Por mais que seja um avanço e que as manifestações de uma doença desapareçam, a edição genética não significa necessariamente a cura. A alteração feita por esse rebuscado processo de “cortar e colar” tem como fim a correção para o controle efetivo de uma patologia, mas tanto a mutação de base quanto as sequelas podem permanecer. A compreensão desse cenário e dos limites para a aplicação do método é crítica também para nortear os princípios éticos que balizarão as pesquisas e aprovações com a tecnologia. Um exemplo emblemático dessa discussão envolveu o cientista chinês He Jiankui. Em 2018, ele anunciou a modificação genética de embriões para fertilização in vitro e, assim, trouxe ao mundo gêmeas com DNA resistente à infecção pelo HIV, o vírus causador da aids. Mas fez a experiência sem as autorizações necessárias dos comitês de pesquisa — e numa situação para a qual existem outras saídas e faltam evidências de segurança. Condenado pela Justiça, ele passou três anos na prisão.
O caso chocou a comunidade médica e alertou as autoridades sobre o risco de rompantes de eugenia quando regras éticas são desrespeitadas.
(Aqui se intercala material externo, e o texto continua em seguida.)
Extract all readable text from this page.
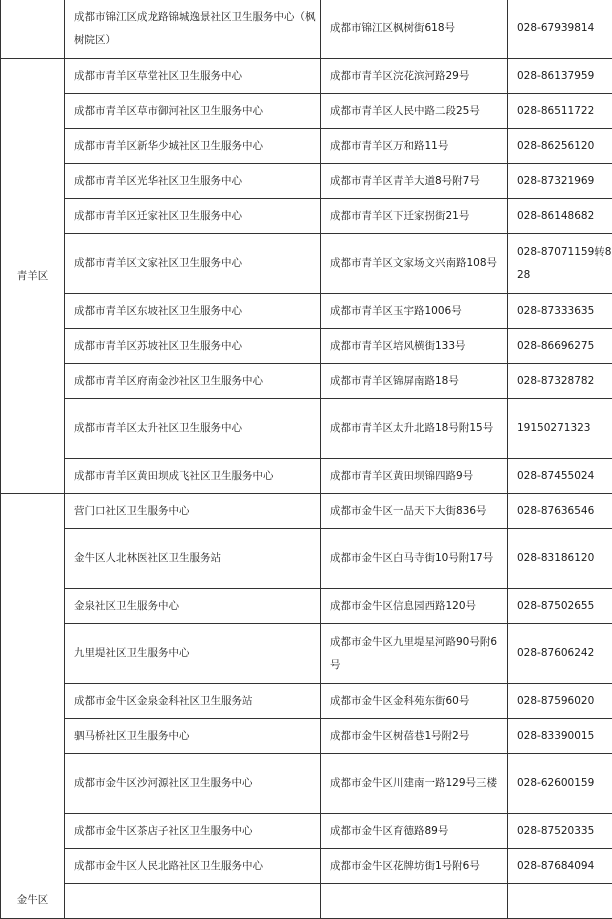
	成都市锦江区成龙路锦城逸景社区卫生服务中心（枫树院区）	成都市锦江区枫树街618号	028-67939814
青羊区	成都市青羊区草堂社区卫生服务中心	成都市青羊区浣花滨河路29号	028-86137959
	成都市青羊区草市御河社区卫生服务中心	成都市青羊区人民中路二段25号	028-86511722
	成都市青羊区新华少城社区卫生服务中心	成都市青羊区万和路11号	028-86256120
	成都市青羊区光华社区卫生服务中心	成都市青羊区青羊大道8号附7号	028-87321969
	成都市青羊区迁家社区卫生服务中心	成都市青羊区下迁家拐街21号	028-86148682
	成都市青羊区文家社区卫生服务中心	成都市青羊区文家场文兴南路108号	028-87071159转828
	成都市青羊区东坡社区卫生服务中心	成都市青羊区玉宇路1006号	028-87333635
	成都市青羊区苏坡社区卫生服务中心	成都市青羊区培风横街133号	028-86696275
	成都市青羊区府南金沙社区卫生服务中心	成都市青羊区锦屏南路18号	028-87328782
	成都市青羊区太升社区卫生服务中心	成都市青羊区太升北路18号附15号	19150271323
	成都市青羊区黄田坝成飞社区卫生服务中心	成都市青羊区黄田坝锦四路9号	028-87455024
金牛区	营门口社区卫生服务中心	成都市金牛区一品天下大街836号	028-87636546
	金牛区人北林医社区卫生服务站	成都市金牛区白马寺街10号附17号	028-83186120
	金泉社区卫生服务中心	成都市金牛区信息园西路120号	028-87502655
	九里堤社区卫生服务中心	成都市金牛区九里堤星河路90号附6号	028-87606242
	成都市金牛区金泉金科社区卫生服务站	成都市金牛区金科苑东街60号	028-87596020
	驷马桥社区卫生服务中心	成都市金牛区树蓓巷1号附2号	028-83390015
	成都市金牛区沙河源社区卫生服务中心	成都市金牛区川建南一路129号三楼	028-62600159
	成都市金牛区茶店子社区卫生服务中心	成都市金牛区育德路89号	028-87520335
	成都市金牛区人民北路社区卫生服务中心	成都市金牛区花牌坊街1号附6号	028-87684094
Mas não tira o brilho do CRISPR, uma ferramenta engenhosa capaz de silenciar doenças que arrasam vidas e impactam a sociedade como um todo. O marco regulatório da sua primeira aprovação fora dos muros do laboratório mostra que esse futuro já começou. E, respeitando o rito da ciência, a revolução poderá ser feita sem atropelos.